The thing is the only kernel I have now that has ‘good’ fan behaviour is 2.6.32-71.24.1 which is the one that went in when I first installed SL 6.0. Under that kernel , when the R60 is relatively idle, the fan will come on at 2500 to 2900rpm or so for say 60 secs, then be completely off for another 60 secs. That’s kind of how I expect it to be when the system is idle (it would be nicer if the fan was off for longer periods … but sometimes off is better than never off)

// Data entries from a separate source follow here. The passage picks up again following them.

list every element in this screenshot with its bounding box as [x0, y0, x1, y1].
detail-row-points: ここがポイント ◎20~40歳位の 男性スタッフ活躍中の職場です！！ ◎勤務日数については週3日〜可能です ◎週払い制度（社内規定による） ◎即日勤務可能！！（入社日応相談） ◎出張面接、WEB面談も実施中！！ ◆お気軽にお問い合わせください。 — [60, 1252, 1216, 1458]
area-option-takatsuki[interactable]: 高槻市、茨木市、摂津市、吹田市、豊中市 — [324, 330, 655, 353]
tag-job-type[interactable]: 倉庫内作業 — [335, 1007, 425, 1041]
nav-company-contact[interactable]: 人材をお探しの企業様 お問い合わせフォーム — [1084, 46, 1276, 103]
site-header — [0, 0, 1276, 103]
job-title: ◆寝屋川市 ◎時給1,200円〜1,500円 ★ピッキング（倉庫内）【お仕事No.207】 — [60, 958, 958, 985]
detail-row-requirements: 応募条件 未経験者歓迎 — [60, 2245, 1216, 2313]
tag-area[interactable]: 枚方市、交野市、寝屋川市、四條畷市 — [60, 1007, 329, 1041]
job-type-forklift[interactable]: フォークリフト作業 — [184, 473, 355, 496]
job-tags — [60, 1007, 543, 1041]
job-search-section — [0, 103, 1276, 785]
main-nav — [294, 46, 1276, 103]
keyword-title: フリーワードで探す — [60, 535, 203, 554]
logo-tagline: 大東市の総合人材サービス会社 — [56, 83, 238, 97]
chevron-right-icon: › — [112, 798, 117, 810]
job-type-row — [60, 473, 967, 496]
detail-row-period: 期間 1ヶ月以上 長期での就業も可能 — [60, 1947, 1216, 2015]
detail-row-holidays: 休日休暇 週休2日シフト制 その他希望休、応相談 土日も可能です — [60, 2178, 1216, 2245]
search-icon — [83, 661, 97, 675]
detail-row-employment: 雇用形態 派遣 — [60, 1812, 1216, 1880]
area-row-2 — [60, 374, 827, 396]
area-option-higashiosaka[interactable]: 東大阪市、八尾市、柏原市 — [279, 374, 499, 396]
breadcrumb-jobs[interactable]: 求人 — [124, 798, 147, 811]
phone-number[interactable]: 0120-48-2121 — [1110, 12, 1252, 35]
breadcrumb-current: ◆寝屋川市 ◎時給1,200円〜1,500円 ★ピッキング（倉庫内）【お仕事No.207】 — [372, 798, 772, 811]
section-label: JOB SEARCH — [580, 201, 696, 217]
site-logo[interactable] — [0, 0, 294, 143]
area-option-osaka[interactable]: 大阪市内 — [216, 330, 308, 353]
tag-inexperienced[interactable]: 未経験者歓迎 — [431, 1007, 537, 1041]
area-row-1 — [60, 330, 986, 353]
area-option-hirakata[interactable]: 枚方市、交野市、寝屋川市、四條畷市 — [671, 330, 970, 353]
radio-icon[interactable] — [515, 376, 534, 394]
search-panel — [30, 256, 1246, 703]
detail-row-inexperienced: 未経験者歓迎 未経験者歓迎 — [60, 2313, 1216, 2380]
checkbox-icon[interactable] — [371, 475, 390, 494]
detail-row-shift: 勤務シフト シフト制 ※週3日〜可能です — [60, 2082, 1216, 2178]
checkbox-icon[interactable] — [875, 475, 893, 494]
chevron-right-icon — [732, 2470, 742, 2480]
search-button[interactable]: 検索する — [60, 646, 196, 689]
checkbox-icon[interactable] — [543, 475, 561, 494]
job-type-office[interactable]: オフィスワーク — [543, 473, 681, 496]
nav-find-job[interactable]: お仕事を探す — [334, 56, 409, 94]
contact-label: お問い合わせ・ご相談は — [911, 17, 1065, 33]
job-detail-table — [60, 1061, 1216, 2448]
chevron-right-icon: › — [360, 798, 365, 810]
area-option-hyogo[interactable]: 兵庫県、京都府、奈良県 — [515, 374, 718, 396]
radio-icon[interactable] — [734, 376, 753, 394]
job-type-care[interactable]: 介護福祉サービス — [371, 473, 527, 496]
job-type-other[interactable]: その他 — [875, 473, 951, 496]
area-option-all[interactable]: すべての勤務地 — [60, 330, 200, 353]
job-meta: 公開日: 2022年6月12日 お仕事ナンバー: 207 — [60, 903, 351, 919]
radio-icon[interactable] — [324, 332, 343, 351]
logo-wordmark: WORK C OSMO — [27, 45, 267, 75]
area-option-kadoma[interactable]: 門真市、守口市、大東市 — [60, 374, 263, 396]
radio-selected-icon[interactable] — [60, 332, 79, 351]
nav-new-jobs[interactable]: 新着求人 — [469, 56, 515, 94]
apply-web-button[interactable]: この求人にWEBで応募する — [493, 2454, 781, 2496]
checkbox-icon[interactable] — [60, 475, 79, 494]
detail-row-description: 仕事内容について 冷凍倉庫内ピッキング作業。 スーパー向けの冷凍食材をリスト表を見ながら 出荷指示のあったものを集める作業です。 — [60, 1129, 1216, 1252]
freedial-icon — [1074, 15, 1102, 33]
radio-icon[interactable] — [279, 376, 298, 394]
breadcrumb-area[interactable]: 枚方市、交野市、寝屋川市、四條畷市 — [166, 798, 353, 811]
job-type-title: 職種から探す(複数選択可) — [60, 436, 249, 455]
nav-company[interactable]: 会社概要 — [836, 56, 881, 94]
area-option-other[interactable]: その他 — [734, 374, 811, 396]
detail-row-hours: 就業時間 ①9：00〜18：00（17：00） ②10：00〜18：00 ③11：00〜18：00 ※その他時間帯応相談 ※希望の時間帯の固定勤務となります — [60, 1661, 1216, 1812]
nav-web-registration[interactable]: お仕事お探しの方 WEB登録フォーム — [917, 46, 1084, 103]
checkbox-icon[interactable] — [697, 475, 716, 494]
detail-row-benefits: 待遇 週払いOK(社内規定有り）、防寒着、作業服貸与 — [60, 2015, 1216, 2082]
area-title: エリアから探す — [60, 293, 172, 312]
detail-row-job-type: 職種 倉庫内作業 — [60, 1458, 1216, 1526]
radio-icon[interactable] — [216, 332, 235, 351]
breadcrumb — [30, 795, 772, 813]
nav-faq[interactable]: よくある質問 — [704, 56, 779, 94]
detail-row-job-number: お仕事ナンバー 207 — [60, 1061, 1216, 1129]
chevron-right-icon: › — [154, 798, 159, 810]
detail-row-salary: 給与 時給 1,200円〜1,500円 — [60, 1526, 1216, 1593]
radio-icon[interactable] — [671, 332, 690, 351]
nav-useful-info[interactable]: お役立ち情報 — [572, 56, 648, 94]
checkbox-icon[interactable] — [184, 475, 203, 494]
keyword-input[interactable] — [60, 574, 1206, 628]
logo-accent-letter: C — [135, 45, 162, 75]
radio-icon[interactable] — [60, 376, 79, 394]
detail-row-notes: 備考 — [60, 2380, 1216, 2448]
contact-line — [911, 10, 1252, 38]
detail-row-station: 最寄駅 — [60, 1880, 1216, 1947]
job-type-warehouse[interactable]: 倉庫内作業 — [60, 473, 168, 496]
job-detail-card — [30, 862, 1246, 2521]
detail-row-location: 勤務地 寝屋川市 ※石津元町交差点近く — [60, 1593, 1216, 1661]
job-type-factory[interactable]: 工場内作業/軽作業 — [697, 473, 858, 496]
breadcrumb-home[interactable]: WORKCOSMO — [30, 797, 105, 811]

A few yum updates later I also have 2.6.32-71.29.1 and the latest being 2.6.32-131.2.1. These two always run with the fan stuck on at 3300rpm or so (while the R60 is essentially idle). Very annoying. So it’s been interesting to read the various ‘linux power regression’ articles on Phoronix lately. The leading cause of the Recent Linux Kernel Power Problems article explains a key source of the problem related to some ASPM subsystem … and a boot option workaround; “pcie_aspm=force”
So I had a go at adding that option into the grub.conf for the 2.6.32-131.2.1 kernel and amazingly the fan behaviour is back to the “right” behaviour. The fan now comes on for about 60 secs at 2800rpm, then goes off for 60 secs and so on. Cool stuff. Many thanks to the Phoronix site for figuring this out.
Now, a key thing to remember with Redhat/SL kernels is that they contain many patches from more recent kernels ‘backported’ into an older kernel such as 2.6.32 … and hence that partly explains why this problem exists on the recent SL 6.0 kernels.